After a profile information file has been generated you can open it with KCacheGrind (Linux, KDE) or QCacheGrind (Windows):
Click the Open button in File menu, which will pop up the File Open Dialog to choose a profile data file (callgrind.out.pid.part-threadID) to be loaded.
On the left side you find the "Flat Profile" pane showing all cost types available and the corresponding self and inclusive cost of the current active function for that event type. The second column "Self" shows the time spent in this function (without its children), the third column "Called" shows how often a specific function was called and the last column "Function" shows the name of the function.
The numbers in the first two columns can be either percentages of the full running time of the script or absolute time (1 unit is 1/1.000.000th of a second). You can switch between the two modes with the button "%" in menu.
The pane on the right contains an upper and lower pane. The upper one shows information about which functions called the current selected function. The lower pane shows information about the functions that the current selected function called. The "Ir" column in the upper pane shows the time spent in the current selected function while being called from the function in the list. The "Ir" column in the lower pane shows the time spent while calling the function from the list. While adding the numbers in this list up, you will most likely never reach the value of "Ir" in upper pane, as the selected function itself will also takes time to execute.
The "All Callers" and "All Callees" tabs show not only the direct calls from which the function was called respectively all directly made function calls but also function calls made more levels up and down. The upper pane in the screenshot on the left shows all functions calling the current selected one, both directly and indirectly with other functions inbetween them on the stack. The "Distance" column shows how many function calls are between the listed and the current selected one (-1). If there are different distances between two functions, it is shown as a range (for example "2-3"). The number in parentheses is the median distance. The lower pane is similar except that it shows information on functions called from the current selected one, again either direct or indirect. The " Callers" and "Callees" tabs only the direct calls and functions called.

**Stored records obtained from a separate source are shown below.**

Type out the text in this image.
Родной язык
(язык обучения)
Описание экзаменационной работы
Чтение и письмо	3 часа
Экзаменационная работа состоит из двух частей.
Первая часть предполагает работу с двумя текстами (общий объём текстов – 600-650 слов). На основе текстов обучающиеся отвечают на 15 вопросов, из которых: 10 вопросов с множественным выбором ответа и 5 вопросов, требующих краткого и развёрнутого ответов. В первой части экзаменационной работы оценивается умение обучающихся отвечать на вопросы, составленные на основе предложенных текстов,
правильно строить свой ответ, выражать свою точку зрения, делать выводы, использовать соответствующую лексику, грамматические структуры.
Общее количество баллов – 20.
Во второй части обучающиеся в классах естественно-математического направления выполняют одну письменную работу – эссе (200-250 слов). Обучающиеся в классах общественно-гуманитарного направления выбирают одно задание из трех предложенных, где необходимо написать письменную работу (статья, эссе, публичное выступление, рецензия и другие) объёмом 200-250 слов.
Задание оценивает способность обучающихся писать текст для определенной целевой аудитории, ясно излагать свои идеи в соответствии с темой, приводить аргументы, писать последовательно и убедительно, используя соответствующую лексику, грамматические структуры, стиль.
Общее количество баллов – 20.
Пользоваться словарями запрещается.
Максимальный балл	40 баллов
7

The "Callee Map" tabs show a treemap visualization of the primary event type, up or down the call hierarchy. Each colored rectangle represents a function; its size tries to be proportional to the cost spent therein while the active function is running (however, there are drawing constrains).
The "Call Graph" tabs show the call graph around the active function. The shown cost is only the cost which is spent while the active function was actually running; i.e. the cost shown for oci_init- if it's visible - should be the same as the cost of the active function, as that is the part of inclusive cost of oci_init spent while the active function was running. For cycles, blue call arrows indicate that this is an artificial call added for correct drawing which actually never happened.

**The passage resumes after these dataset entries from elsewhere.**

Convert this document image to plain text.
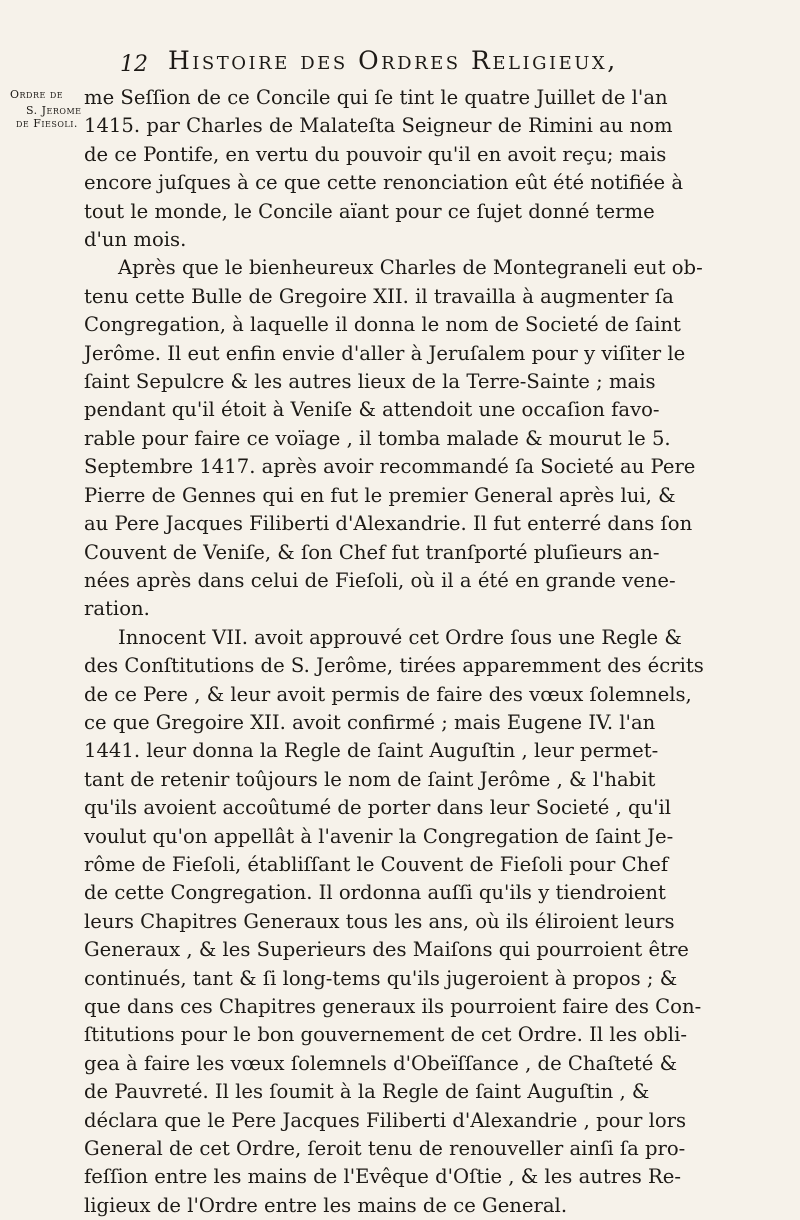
12 Histoire des Ordres Religieux,
Ordre de
S. Jerome
de Fiesoli.

me Seſſion de ce Concile qui ſe tint le quatre Juillet de l'an
1415. par Charles de Malateſta Seigneur de Rimini au nom
de ce Pontife, en vertu du pouvoir qu'il en avoit reçu; mais
encore juſques à ce que cette renonciation eût été notifiée à
tout le monde, le Concile aïant pour ce ſujet donné terme
d'un mois.

Après que le bienheureux Charles de Montegraneli eut ob-
tenu cette Bulle de Gregoire XII. il travailla à augmenter ſa
Congregation, à laquelle il donna le nom de Societé de ſaint
Jerôme. Il eut enfin envie d'aller à Jeruſalem pour y viſiter le
ſaint Sepulcre & les autres lieux de la Terre-Sainte ; mais
pendant qu'il étoit à Veniſe & attendoit une occaſion favo-
rable pour faire ce voïage , il tomba malade & mourut le 5.
Septembre 1417. après avoir recommandé ſa Societé au Pere
Pierre de Gennes qui en fut le premier General après lui, &
au Pere Jacques Filiberti d'Alexandrie. Il fut enterré dans ſon
Couvent de Veniſe, & ſon Chef fut tranſporté pluſieurs an-
nées après dans celui de Fieſoli, où il a été en grande vene-
ration.

Innocent VII. avoit approuvé cet Ordre ſous une Regle &
des Conſtitutions de S. Jerôme, tirées apparemment des écrits
de ce Pere , & leur avoit permis de faire des vœux ſolemnels,
ce que Gregoire XII. avoit confirmé ; mais Eugene IV. l'an
1441. leur donna la Regle de ſaint Auguſtin , leur permet-
tant de retenir toûjours le nom de ſaint Jerôme , & l'habit
qu'ils avoient accoûtumé de porter dans leur Societé , qu'il
voulut qu'on appellât à l'avenir la Congregation de ſaint Je-
rôme de Fieſoli, établiſſant le Couvent de Fieſoli pour Chef
de cette Congregation. Il ordonna auſſi qu'ils y tiendroient
leurs Chapitres Generaux tous les ans, où ils éliroient leurs
Generaux , & les Superieurs des Maiſons qui pourroient être
continués, tant & ſi long-tems qu'ils jugeroient à propos ; &
que dans ces Chapitres generaux ils pourroient faire des Con-
ſtitutions pour le bon gouvernement de cet Ordre. Il les obli-
gea à faire les vœux ſolemnels d'Obeïſſance , de Chaſteté &
de Pauvreté. Il les ſoumit à la Regle de ſaint Auguſtin , &
déclara que le Pere Jacques Filiberti d'Alexandrie , pour lors
General de cet Ordre, ſeroit tenu de renouveller ainſi ſa pro-
feſſion entre les mains de l'Evêque d'Oſtie , & les autres Re-
ligieux de l'Ordre entre les mains de ce General.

If the graph is larger than the widget area, an overview panner is shown in one edge. There are similar visualization options as for the Call Treemap; the selected function is highlighted. You can also export the Graph as image and open it with the picture browser.
Analysing Profiles
As we can see, the memset function occupies 97.69% of the program overhead and consumes itself.
But the memset function has no room for optimization,so we can check which functions call memset and whether it can be optimized.
In Call Graph view, we can also see that a large amount of CPU is consumed in the memset function.
Solution
- memory pool